OMG, do my eyes deceive me, am I actually seeing assistance from Paul in the form of code without paying for it
j/k lol.
Thank you for that, but after hours of googling I figured that one out and tried it already, but it didn't work for me for two reasons.
1/ For whatever reason, it actually doesn't work properly. It doesn't return all of the items. Ex with a particular query I know I have 32 items that match in the store from count and through filtering on the front end, but this returns about 12 of them. I can't explain it.
2/ Query time on this most times is decent, but sometimes it takes longer than it should. I don't know if it is because of my server or what, but I couldn't be bothered to flesh it out.
I'm sure there is a twist in it that we didn't take into account that would have gotten me exactly what I want, but either way even though I'd prefer this, I did something else.

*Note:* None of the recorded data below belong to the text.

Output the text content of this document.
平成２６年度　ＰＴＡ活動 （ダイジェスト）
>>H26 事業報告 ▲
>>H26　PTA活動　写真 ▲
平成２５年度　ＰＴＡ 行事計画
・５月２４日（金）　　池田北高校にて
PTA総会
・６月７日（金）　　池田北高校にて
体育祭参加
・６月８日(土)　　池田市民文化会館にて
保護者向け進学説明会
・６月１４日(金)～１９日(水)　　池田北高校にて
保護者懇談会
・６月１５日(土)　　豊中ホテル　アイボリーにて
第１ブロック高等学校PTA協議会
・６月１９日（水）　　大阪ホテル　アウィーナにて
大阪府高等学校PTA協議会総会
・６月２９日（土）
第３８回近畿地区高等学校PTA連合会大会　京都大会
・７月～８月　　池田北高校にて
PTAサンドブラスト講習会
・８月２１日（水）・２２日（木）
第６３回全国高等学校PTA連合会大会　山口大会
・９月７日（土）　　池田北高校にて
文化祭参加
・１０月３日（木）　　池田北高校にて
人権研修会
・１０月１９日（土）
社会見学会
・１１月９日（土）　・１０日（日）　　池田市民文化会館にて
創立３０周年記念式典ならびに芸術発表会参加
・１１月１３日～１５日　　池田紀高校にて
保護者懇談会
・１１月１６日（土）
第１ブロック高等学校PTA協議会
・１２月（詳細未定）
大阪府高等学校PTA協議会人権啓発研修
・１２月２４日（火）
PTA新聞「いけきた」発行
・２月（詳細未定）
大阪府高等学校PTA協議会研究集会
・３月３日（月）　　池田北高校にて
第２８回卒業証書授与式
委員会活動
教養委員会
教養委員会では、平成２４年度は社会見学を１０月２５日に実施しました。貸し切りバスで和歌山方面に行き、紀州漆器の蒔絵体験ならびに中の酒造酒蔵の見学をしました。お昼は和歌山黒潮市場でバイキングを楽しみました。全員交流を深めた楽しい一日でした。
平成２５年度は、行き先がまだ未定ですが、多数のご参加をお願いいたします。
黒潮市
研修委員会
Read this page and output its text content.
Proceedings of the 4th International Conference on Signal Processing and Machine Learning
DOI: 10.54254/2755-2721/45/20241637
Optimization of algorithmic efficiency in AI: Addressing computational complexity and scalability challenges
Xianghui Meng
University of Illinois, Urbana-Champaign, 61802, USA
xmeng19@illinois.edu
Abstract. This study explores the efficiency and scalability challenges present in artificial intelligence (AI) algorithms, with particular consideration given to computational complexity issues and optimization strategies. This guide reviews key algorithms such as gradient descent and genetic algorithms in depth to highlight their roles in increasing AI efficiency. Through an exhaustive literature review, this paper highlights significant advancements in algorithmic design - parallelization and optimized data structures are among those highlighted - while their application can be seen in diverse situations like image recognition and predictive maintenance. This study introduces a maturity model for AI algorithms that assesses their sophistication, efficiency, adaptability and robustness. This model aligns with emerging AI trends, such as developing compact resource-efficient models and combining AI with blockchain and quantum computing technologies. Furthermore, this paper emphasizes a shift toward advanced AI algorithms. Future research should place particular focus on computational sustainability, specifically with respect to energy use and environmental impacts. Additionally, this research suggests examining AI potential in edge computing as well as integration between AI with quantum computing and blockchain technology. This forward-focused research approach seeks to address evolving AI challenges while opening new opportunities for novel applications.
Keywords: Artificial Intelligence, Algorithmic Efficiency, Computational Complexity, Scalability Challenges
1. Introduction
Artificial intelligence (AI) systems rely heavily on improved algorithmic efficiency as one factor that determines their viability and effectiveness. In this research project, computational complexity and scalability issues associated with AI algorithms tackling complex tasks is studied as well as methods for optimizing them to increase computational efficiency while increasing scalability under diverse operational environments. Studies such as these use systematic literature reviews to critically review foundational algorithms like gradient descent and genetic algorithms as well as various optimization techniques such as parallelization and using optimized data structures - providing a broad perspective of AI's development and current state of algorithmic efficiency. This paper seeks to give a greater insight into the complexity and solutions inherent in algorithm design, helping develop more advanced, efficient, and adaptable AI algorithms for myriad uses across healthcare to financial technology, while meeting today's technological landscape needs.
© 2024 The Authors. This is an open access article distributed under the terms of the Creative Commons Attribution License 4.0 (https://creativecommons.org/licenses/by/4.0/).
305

I ended up giving up on keeping it all in one query and unfortunately foregoing one other thing I wanted to do in the query and instead doing the following, but it leaves me with a different issue (I'm still fleshing this out as far as what I want in to query but so far this gives me all the info I need).
Code: Select all
$array1 = [];
foreach ($data['data_search']['attribute'] as $data_search) {
$data['current_product_id'] = $this->request->get['product_id'];
$sqlquery = $this->db->query("SELECT text FROM " . DB_PREFIX . "product_attribute WHERE attribute_id = '" . $data_search['id'] . "' AND product_id = '" . $data['current_product_id'] . "'")
$result = $sqlquery->rows;
$sql = $this->db->query("SELECT p.product_id FROM " . DB_PREFIX . "product p LEFT JOIN " . DB_PREFIX . "product_attribute pa ON (p.product_id = pa.product_id) WHERE pa.attribute_id = '" . $data_search['id'] . "' AND pa.text " . $data_search['logic'] . " '" . $result[0]['text'] . "' AND p.status = 1");
$array1[] = $sql->rows;
}
if (count($data['condition']['attribute']) == 1) {
$result = array_map('current', $array1[0]);
} elseif (count($data['condition']['attribute']) == 2) {
$a0 = array_map('current', $array1[0]);
$a1 = array_map('current', $array1[1]);
$result = array_intersect($a0,$a1);
} elseif (count($data['condition']['attribute']) == 3) {
$a0 = array_map('current', $array1[0]);
$a1 = array_map('current', $array1[1]);
$a2 = array_map('current', $array1[2]);
$result = array_intersect($a0,$a1,$a2);
} elseif (count($data['condition']['attribute']) == 4) {
$a0 = array_map('current', $array1[0]);
$a1 = array_map('current', $array1[1]);
$a2 = array_map('current', $array1[2]);
$a3 = array_map('current', $array1[3]);
$result = array_intersect($a0,$a1,$a2,$a3);
}
shuffle($result);
$result = array_slice($result, 0, $data['limit']);
The problem is the array_intersect forces me to do that elseif run to take into account arrays that may or may not be there (which I may have to expand). Is there a better way to do that because I may expand the attribute search and I don't want a huge block of elseif?